Mr FOLEY: Thank you, honourable Speaker. The Albury-Wodonga health service delivers world-class service to the people of both southern New South Wales and north-eastern Victoria. What this government is doing is going through a process of engaging with the board, with the community and with health service providers in a methodical way to plan the delivery of the service in partnership with the New South Wales government. Despite what some would say as they go around this state committing a hoax on regional and rural Victorians—that somehow there is this magical partnership that just sees money rain from Canberra and Sydney at a click of their fingers—as opposed to this, we are undertaking careful, methodical planning with the healthcare services and the New South Wales government to deliver these arrangements.

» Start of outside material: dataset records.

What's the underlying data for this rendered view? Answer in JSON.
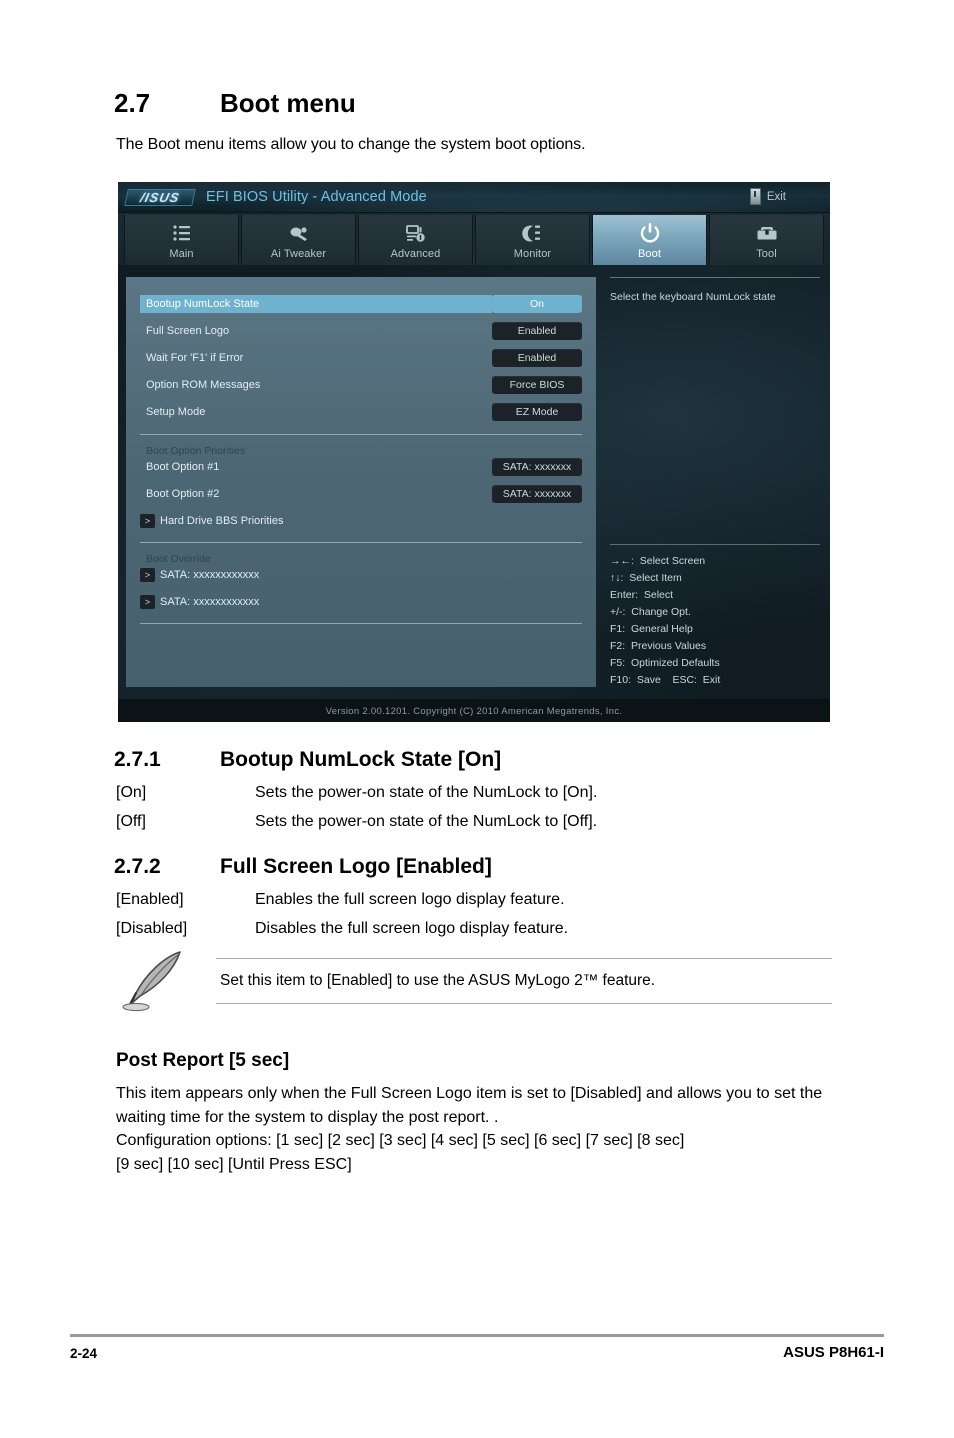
{
  "page": {
    "number_label": "2-24",
    "product_label": "ASUS P8H61-I"
  },
  "section": {
    "number": "2.7",
    "title": "Boot menu",
    "intro": "The Boot menu items allow you to change the system boot options."
  },
  "bios": {
    "titlebar": {
      "logo_text": "/ISUS",
      "title": "EFI BIOS Utility - Advanced Mode",
      "exit_label": "Exit",
      "exit_icon": "exit-door-icon"
    },
    "tabs": [
      {
        "label": "Main",
        "icon": "list-icon",
        "active": false
      },
      {
        "label": "Ai  Tweaker",
        "icon": "tuning-knob-icon",
        "active": false
      },
      {
        "label": "Advanced",
        "icon": "advanced-chip-icon",
        "active": false
      },
      {
        "label": "Monitor",
        "icon": "monitor-gauge-icon",
        "active": false
      },
      {
        "label": "Boot",
        "icon": "power-icon",
        "active": true
      },
      {
        "label": "Tool",
        "icon": "toolbox-icon",
        "active": false
      }
    ],
    "options": [
      {
        "name": "Bootup NumLock State",
        "value": "On",
        "selected": true
      },
      {
        "name": "Full Screen Logo",
        "value": "Enabled",
        "selected": false
      },
      {
        "name": "Wait For 'F1' if Error",
        "value": "Enabled",
        "selected": false
      },
      {
        "name": "Option ROM Messages",
        "value": "Force BIOS",
        "selected": false
      },
      {
        "name": "Setup Mode",
        "value": "EZ Mode",
        "selected": false
      }
    ],
    "boot_priorities": {
      "group_label": "Boot Option Priorities",
      "items": [
        {
          "name": "Boot Option #1",
          "value": "SATA: xxxxxxx"
        },
        {
          "name": "Boot Option #2",
          "value": "SATA: xxxxxxx"
        }
      ],
      "submenu": {
        "arrow": ">",
        "label": "Hard Drive BBS Priorities"
      }
    },
    "boot_override": {
      "group_label": "Boot Override",
      "items": [
        {
          "arrow": ">",
          "label": "SATA: xxxxxxxxxxxx"
        },
        {
          "arrow": ">",
          "label": "SATA: xxxxxxxxxxxx"
        }
      ]
    },
    "help": {
      "text": "Select the keyboard NumLock state"
    },
    "key_legend": [
      "→←:  Select Screen",
      "↑↓:  Select Item",
      "Enter:  Select",
      "+/-:  Change Opt.",
      "F1:  General Help",
      "F2:  Previous Values",
      "F5:  Optimized Defaults",
      "F10:  Save    ESC:  Exit"
    ],
    "footer": "Version  2.00.1201.   Copyright  (C)  2010  American  Megatrends,  Inc.",
    "colors": {
      "panel_bg": "#4d6775",
      "highlight": "#6fb2cf",
      "value_bg": "#1b2329",
      "title_text": "#6fc0e0"
    }
  },
  "sub_271": {
    "number": "2.7.1",
    "title": "Bootup NumLock State [On]",
    "rows": [
      {
        "term": "[On]",
        "desc": "Sets the power-on state of the NumLock to [On]."
      },
      {
        "term": "[Off]",
        "desc": "Sets the power-on state of the NumLock to [Off]."
      }
    ]
  },
  "sub_272": {
    "number": "2.7.2",
    "title": "Full Screen Logo [Enabled]",
    "rows": [
      {
        "term": "[Enabled]",
        "desc": "Enables the full screen logo display feature."
      },
      {
        "term": "[Disabled]",
        "desc": "Disables the full screen logo display feature."
      }
    ]
  },
  "note": {
    "icon": "feather-pen-icon",
    "text": "Set this item to [Enabled] to use the ASUS MyLogo 2™ feature."
  },
  "post_report": {
    "heading": "Post Report [5 sec]",
    "paragraph": "This item appears only when the Full Screen Logo item is set to [Disabled] and allows you to set the waiting time for the system to display the post report. .",
    "config_line1": "Configuration options: [1 sec] [2 sec] [3 sec] [4 sec] [5 sec] [6 sec] [7 sec] [8 sec]",
    "config_line2": "[9 sec] [10 sec] [Until Press ESC]"
  }
}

We will go through as we are: a careful, methodical planning process in consultation with the board. And can I just take this as an opportunity to pass on my condolences to the family of the chief executive of Albury Wodonga Health, who tragically passed away from COVID over the course of this process, which has naturally seen that planning process delayed somewhat. I welcome the appointment of a new CEO, I welcome the constructive engagement with the New South Wales government and I acknowledge that the New South Wales government have in their budget today committed some $45 million for ongoing arrangements, which they first committed to in 2019 while—

Members interjecting.

Mr FOLEY: There the honourable member is wrong. That is where the honourable member is wrong. The honourable member needs to check his facts because what those opposite do is commit fraud and a deliberate misrepresentation on regional and rural Victorians, making promises they know they would never deliver.

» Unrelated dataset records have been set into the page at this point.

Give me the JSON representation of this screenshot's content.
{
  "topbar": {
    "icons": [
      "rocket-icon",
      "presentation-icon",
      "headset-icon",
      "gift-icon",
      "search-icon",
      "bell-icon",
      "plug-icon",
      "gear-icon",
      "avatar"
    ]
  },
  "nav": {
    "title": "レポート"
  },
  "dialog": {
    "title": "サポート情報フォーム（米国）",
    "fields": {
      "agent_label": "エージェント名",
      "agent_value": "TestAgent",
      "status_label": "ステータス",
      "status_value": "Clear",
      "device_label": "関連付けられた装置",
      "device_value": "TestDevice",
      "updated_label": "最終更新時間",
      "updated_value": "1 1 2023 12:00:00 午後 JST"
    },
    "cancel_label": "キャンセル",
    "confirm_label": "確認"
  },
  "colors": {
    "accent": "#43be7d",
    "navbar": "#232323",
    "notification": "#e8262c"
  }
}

Ms Staley: On a point of order, Speaker, the minister just used the phrase ‘deliberate misrepresentation’. That is just another way of saying ‘deliberately misleading the house’.

Members interjecting.

Ms Staley: He used the phrase ‘deliberate misrepresentation’.

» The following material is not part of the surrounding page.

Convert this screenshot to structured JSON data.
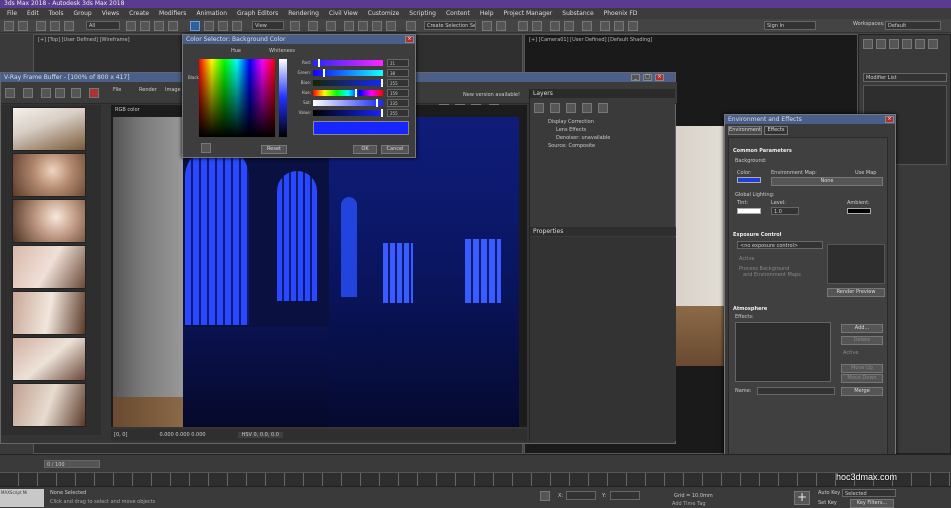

Mr FOLEY: On the point of order, Speaker, I think a check of the record would show what I was referring to was the comments some make outside of this place, not in this place but outside of this place, as they misrepresent a genuine funding arrangement that is in place and that some have no intention of ever delivering on. Out there in the real world—

The SPEAKER: Order! I will check the record and report back to the house.

Mr TILLEY (Benambra) (14:22): My supplementary is to the Minister for Health—the tone-deaf Minister for Health. Cassie Metcalf had an emergency gall bladder operation through Albury Wodonga Health last September. Part of that operation included a stent that should have been removed just one month later. It is almost July. Cassie has lost track of how many times that surgery has been cancelled. She thinks it is about eight or nine times so far. On Friday she was told it was all go for this week. Twelve minutes after being told that, she was told that it was off again. The reason? There are not enough beds. She does not want the surgery anymore. The ups and downs are too much. Given the government has not built a new hospital on the border, what is the government doing to fix the immediate pressure on beds and elective surgery waiting lists at Albury Wodonga Health?

Mr FOLEY (Albert Park—Minister for Health, Minister for Ambulance Services, Minister for Equality) (14:23): What this government is doing is investing record amounts in the service delivery of Albury Wodonga Health. What this government is doing is investing record amounts in the people, the systems and the infrastructure of regional and rural health systems right across this state. What this government is doing is investing record amounts in how we turn around elective surgery waiting lists which have grown as a result of a COVID-19 once-in-100-year pandemic that is seeing people in record numbers being furloughed out of our healthcare system—not just in this state, not just on the southern side of the Murray River but on the other side of the Murray River and in every state and territory around the country and in every comparable system around the world. That is why we are investing $12 billion in more people, more systems and better infrastructure so as to make sure that this government delivers the world’s best health system again in a post-pandemic environment.